Innocence is definitely an opera for the age of surtitles: an aspect of Saariaho’s fresco plan was that the opera should be multilingual, creating a multiplicity of voices. Oksanen wrote the libretto in Finnish; Barrière then translated swathes of it into eight other languages, reflecting the mother tongues of the 13 characters. It is set in Helsinki, where the son of a Finnish-French family is marrying a Romanian woman – these characters are all played by opera singers, as is the Czech waitress. The shooting took place in an international school, and the surviving students – played by musical actors, speaking sometimes in rhythm, sometimes freely – relive their memories in their own languages: Spanish, German, Portuguese. Their teacher picks over the events in English. The music for each has been shaped by Saariaho’s characteristically meticulous study of the individual rhythms of their languages.

Most strikingly, the teenage daughter of the waitress lingers as a kind of benign ghost, and her music has a heartstopping, otherworldly beauty. Saariaho’s music for this character, played by the Finnish folk artist Vilma Jää, incorporates the traditional techniques of Finnish cowherding music, high and reedy yet crystalline. “This kind of singing is from the region where Kaija’s family comes from,” says Barrière. “It’s something associated very strongly with childhood.”

With both his parents being composers, Barrière spent his own childhood rejecting the idea of being a professional musician, before coming back to music via words. He has been working with his mother on and off since his teens, when Saariaho was composing a small piece for his younger sister’s choir and asked him to write the text. Next month, the BBC Singers will give the premiere of the work they created together immediately after Innocence, a “science-fiction madrigal” called Reconnaissance, for which he challenged his mother to write about the colonisation of Mars – no more 12th-century troubadours here.

“There’s a rocket-launch countdown, whose main purpose was to see how Kaija Saariaho would write a rocket-launch countdown,” he laughs. “But immediately after that I offered to set a small bit of dialogue from Tarkovsky’s film Solaris, which is one of her favourites. She knows that for each moment where she’s pushed out of her comfort zone, there’s going to be something like a doormat saying ‘Welcome’ on it.”

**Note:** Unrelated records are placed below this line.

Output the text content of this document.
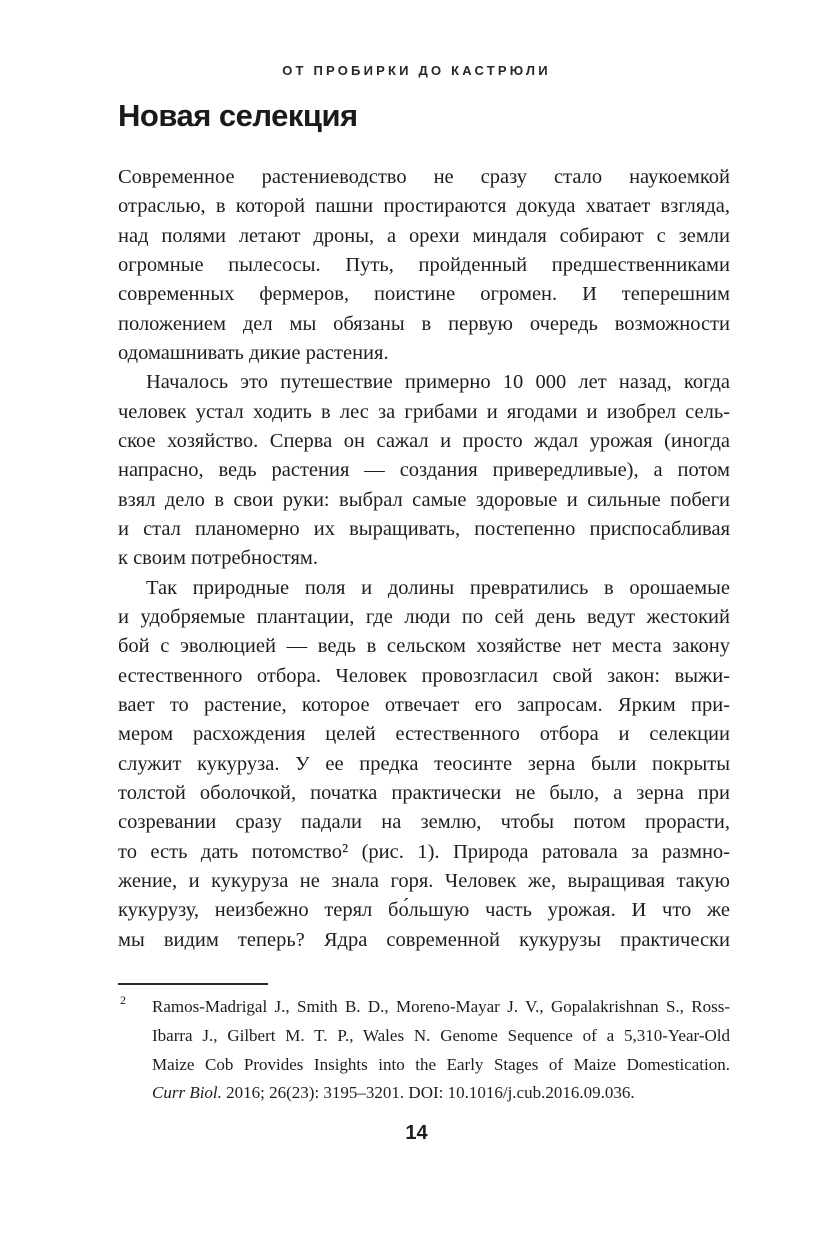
ОТ ПРОБИРКИ ДО КАСТРЮЛИ
Новая селекция
Современное растениеводство не сразу стало наукоемкой
отраслью, в которой пашни простираются докуда хватает взгляда,
над полями летают дроны, а орехи миндаля собирают с земли
огромные пылесосы. Путь, пройденный предшественниками
современных фермеров, поистине огромен. И теперешним
положением дел мы обязаны в первую очередь возможности
одомашнивать дикие растения.
Началось это путешествие примерно 10 000 лет назад, когда
человек устал ходить в лес за грибами и ягодами и изобрел сель-
ское хозяйство. Сперва он сажал и просто ждал урожая (иногда
напрасно, ведь растения — создания привередливые), а потом
взял дело в свои руки: выбрал самые здоровые и сильные побеги
и стал планомерно их выращивать, постепенно приспосабливая
к своим потребностям.
Так природные поля и долины превратились в орошаемые
и удобряемые плантации, где люди по сей день ведут жестокий
бой с эволюцией — ведь в сельском хозяйстве нет места закону
естественного отбора. Человек провозгласил свой закон: выжи-
вает то растение, которое отвечает его запросам. Ярким при-
мером расхождения целей естественного отбора и селекции
служит кукуруза. У ее предка теосинте зерна были покрыты
толстой оболочкой, початка практически не было, а зерна при
созревании сразу падали на землю, чтобы потом прорасти,
то есть дать потомство² (рис. 1). Природа ратовала за размно-
жение, и кукуруза не знала горя. Человек же, выращивая такую
кукурузу, неизбежно терял бо́льшую часть урожая. И что же
мы видим теперь? Ядра современной кукурузы практически
2 Ramos-Madrigal J., Smith B. D., Moreno-Mayar J. V., Gopalakrishnan S., Ross-
Ibarra J., Gilbert M. T. P., Wales N. Genome Sequence of a 5,310-Year-Old
Maize Cob Provides Insights into the Early Stages of Maize Domestication.
Curr Biol. 2016; 26(23): 3195–3201. DOI: 10.1016/j.cub.2016.09.036.
14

Mälkki, too, has long been a favoured collaborator for Saariaho, who brought her on board for Innocence towards the start of the writing process. “That meant I saw the libretto quite early on. The fascination in opera for me is seeing how composers choose which moments pass quickly and which are the key sentences that need to be given a lot of time. Seeing this happen was absolutely extraordinary. And I think there is something in the directness of Sofi’s text that has made Kaija write her music differently – she has not only been inspired by it, she’s been fuelled by it. She has created a universe for each of the characters, and has really put herself in the skin of each of them.”

It’s not been an easy process, and Innocence is not an easy opera to watch. In Saariaho and Barrière’s original conception of the work, the shooter is never seen. In Simon Stone’s production we do glimpse him, briefly, along with evidence of the carnage he creates. Barrière wouldn’t have staged it that way himself, he implies, but he upholds Stone’s right as director to do things his way, and applauds the efficiency and effectiveness of his storytelling.

“It’s devastating, for sure,” says Mälkki – but the words she uses when talking about the “beautiful, wise” libretto and the richness and luminosity of the music make it clear that, for her, Innocence’s power exists on many levels. “It’s traumatic but there is something cathartic about it. It opens lots of doors and windows for understanding. I hope that even people who are not used to opera will come and see this, because it’s really music in theatre and theatre in music. It confronts us with our own expectations and fears and opinions. And that’s what art is supposed to do.”